Set in Paris at the dawn of the age of revolution in nineteenth-century Europe, Les Miserables paints a bleak picture of the poor and deprived in the political turmoil after the downfall of Napoleon. Monarchy was restored and overthrown, and there was hardly any sign of improvement. Everyone was yelling their hearts out but remained unheard. People were struggling to survive with no pride and dignity. They worked hard, but too many of them died young from disease and starvation, unnoticed and in silence, just like Fantine, mother of Cosette. They were helpless. They were angry. They wanted change. But they gave in to fear and doubt when the students called on their support in the June uprising – a much-forgotten student protest in French history similar to what led to the Tiananmen Square bloodshed in June 1989.
Politics aside, Les Miserables does not run short of moral questions to challenge the audience's intellectual capabilities. What is justice? Can justice be done without the law? Can we take law to mean justice?

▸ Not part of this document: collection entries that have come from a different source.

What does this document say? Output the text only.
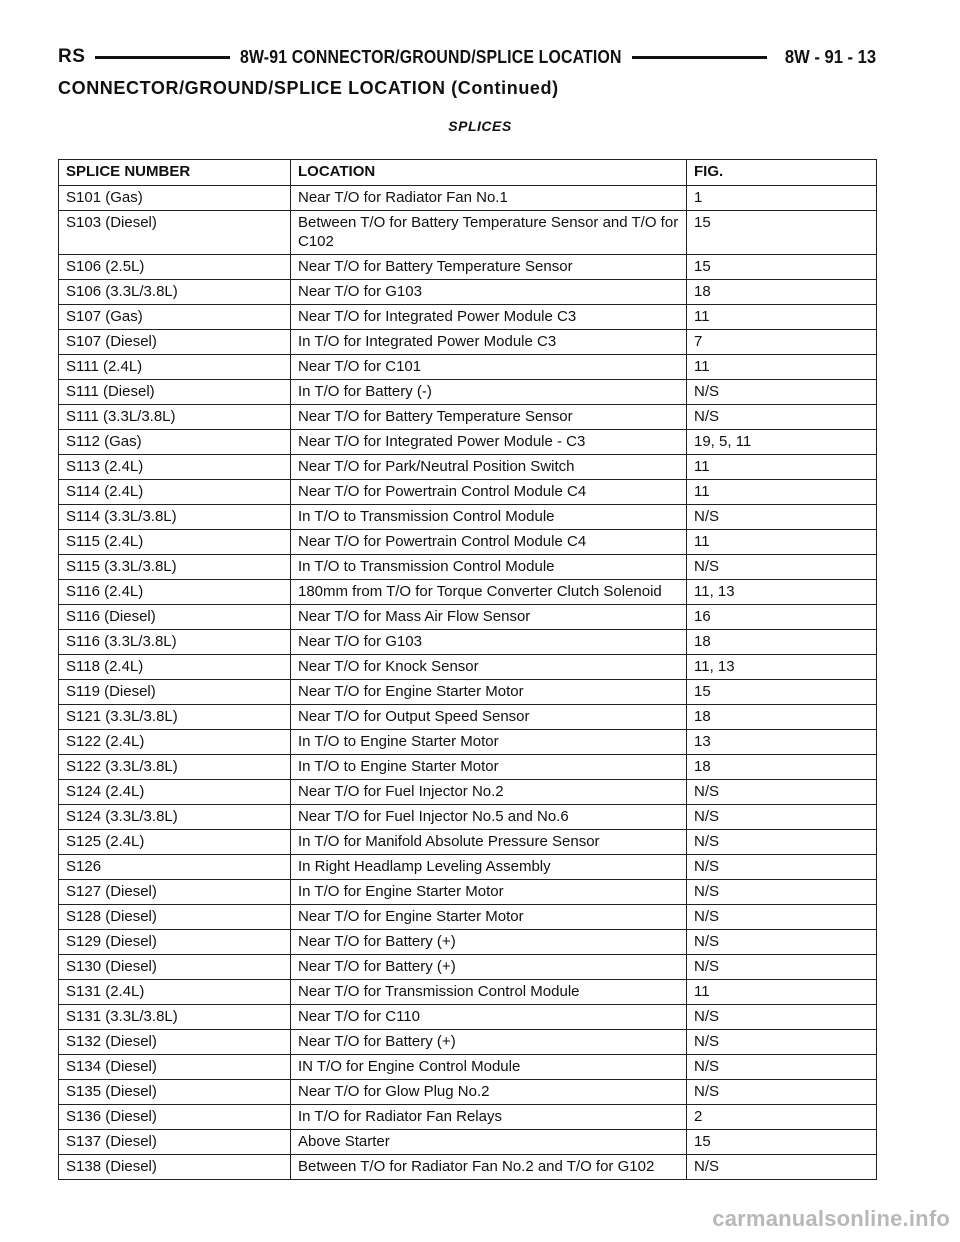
RS	8W-91 CONNECTOR/GROUND/SPLICE LOCATION	8W - 91 - 13
CONNECTOR/GROUND/SPLICE LOCATION (Continued)
SPLICES
SPLICE NUMBER	LOCATION	FIG.
S101 (Gas)	Near T/O for Radiator Fan No.1	1
S103 (Diesel)	Between T/O for Battery Temperature Sensor and T/O for C102	15
S106 (2.5L)	Near T/O for Battery Temperature Sensor	15
S106 (3.3L/3.8L)	Near T/O for G103	18
S107 (Gas)	Near T/O for Integrated Power Module C3	11
S107 (Diesel)	In T/O for Integrated Power Module C3	7
S111 (2.4L)	Near T/O for C101	11
S111 (Diesel)	In T/O for Battery (-)	N/S
S111 (3.3L/3.8L)	Near T/O for Battery Temperature Sensor	N/S
S112 (Gas)	Near T/O for Integrated Power Module - C3	19, 5, 11
S113 (2.4L)	Near T/O for Park/Neutral Position Switch	11
S114 (2.4L)	Near T/O for Powertrain Control Module C4	11
S114 (3.3L/3.8L)	In T/O to Transmission Control Module	N/S
S115 (2.4L)	Near T/O for Powertrain Control Module C4	11
S115 (3.3L/3.8L)	In T/O to Transmission Control Module	N/S
S116 (2.4L)	180mm from T/O for Torque Converter Clutch Solenoid	11, 13
S116 (Diesel)	Near T/O for Mass Air Flow Sensor	16
S116 (3.3L/3.8L)	Near T/O for G103	18
S118 (2.4L)	Near T/O for Knock Sensor	11, 13
S119 (Diesel)	Near T/O for Engine Starter Motor	15
S121 (3.3L/3.8L)	Near T/O for Output Speed Sensor	18
S122 (2.4L)	In T/O to Engine Starter Motor	13
S122 (3.3L/3.8L)	In T/O to Engine Starter Motor	18
S124 (2.4L)	Near T/O for Fuel Injector No.2	N/S
S124 (3.3L/3.8L)	Near T/O for Fuel Injector No.5 and No.6	N/S
S125 (2.4L)	In T/O for Manifold Absolute Pressure Sensor	N/S
S126	In Right Headlamp Leveling Assembly	N/S
S127 (Diesel)	In T/O for Engine Starter Motor	N/S
S128 (Diesel)	Near T/O for Engine Starter Motor	N/S
S129 (Diesel)	Near T/O for Battery (+)	N/S
S130 (Diesel)	Near T/O for Battery (+)	N/S
S131 (2.4L)	Near T/O for Transmission Control Module	11
S131 (3.3L/3.8L)	Near T/O for C110	N/S
S132 (Diesel)	Near T/O for Battery (+)	N/S
S134 (Diesel)	IN T/O for Engine Control Module	N/S
S135 (Diesel)	Near T/O for Glow Plug No.2	N/S
S136 (Diesel)	In T/O for Radiator Fan Relays	2
S137 (Diesel)	Above Starter	15
S138 (Diesel)	Between T/O for Radiator Fan No.2 and T/O for G102	N/S
carmanualsonline.info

The key question is: What is good and what is bad? How can we tell? By his/her deed or heart? At which point we can give the verdict? Or are we supposed to do so at all?
Everything just seems too familiar and relevant. I haven't got the chance to read Victor Hugo's original masterpiece, but the musical based on one of the world's greatest novels is good enough to present a feast for thought. All these issues and questions are universal to humanity, transcending time, cultures and geography. And this is what makes Les Miserables truly a timeless classic.
Thanks to the director Tom Hooper, the latest film adaptation is not a faithful representation of the musical on stage. It is a rich-coloured, visually appealing and pleasing film. Indeed, presenting the plot and characters through vocal singing instead of reading the lines can be a great challenge for filmmakers, because the delivery is intrinsically quite incompatible with the form. Yet Hooper managed to overcome this challenge with masterly cinematography and directorship. The cast and the casting manager also share a big credit for making this film a blockbuster worldwide.
While Anne Hathaway's Fantine is by all means impressive and thrilling, I found Samantha Bark's Eponine an equally great nice surprise. Pardon me for my ignorance, I didn't know she is a musical actress and has played the same character in the Les Miserables 25th anniversary concert until I looked up Youtube for the song Do You Hear the People Sing? I can't agree more with one of the commentators on Youtube that it is a huge problem for not crediting her in the promotions and trailers.
But I know all these don't add up and make me cry. I felt terribly sorry for Fantine and Eponine, and their heart-breaking misery and sorrow did touch the soul. Yet tears only streamed down my cheeks when Do You Hear the People Sing? was sung. I cried even harder, almost suffocating, when the finale was chanted. While I don't really remember the plot from the first glimpse of the musical in London 11 years ago, this song is all I can recall, recite and sing along. The music is so heartening and the lyrics so encouraging. At the time when we are being drowned in frustrations and disappointments, this is a long-due boost of hope and courage for us to carry on, or at least to endure the hardships and uncertainties ahead.
If someone asked, "What is the value of art?" That's it.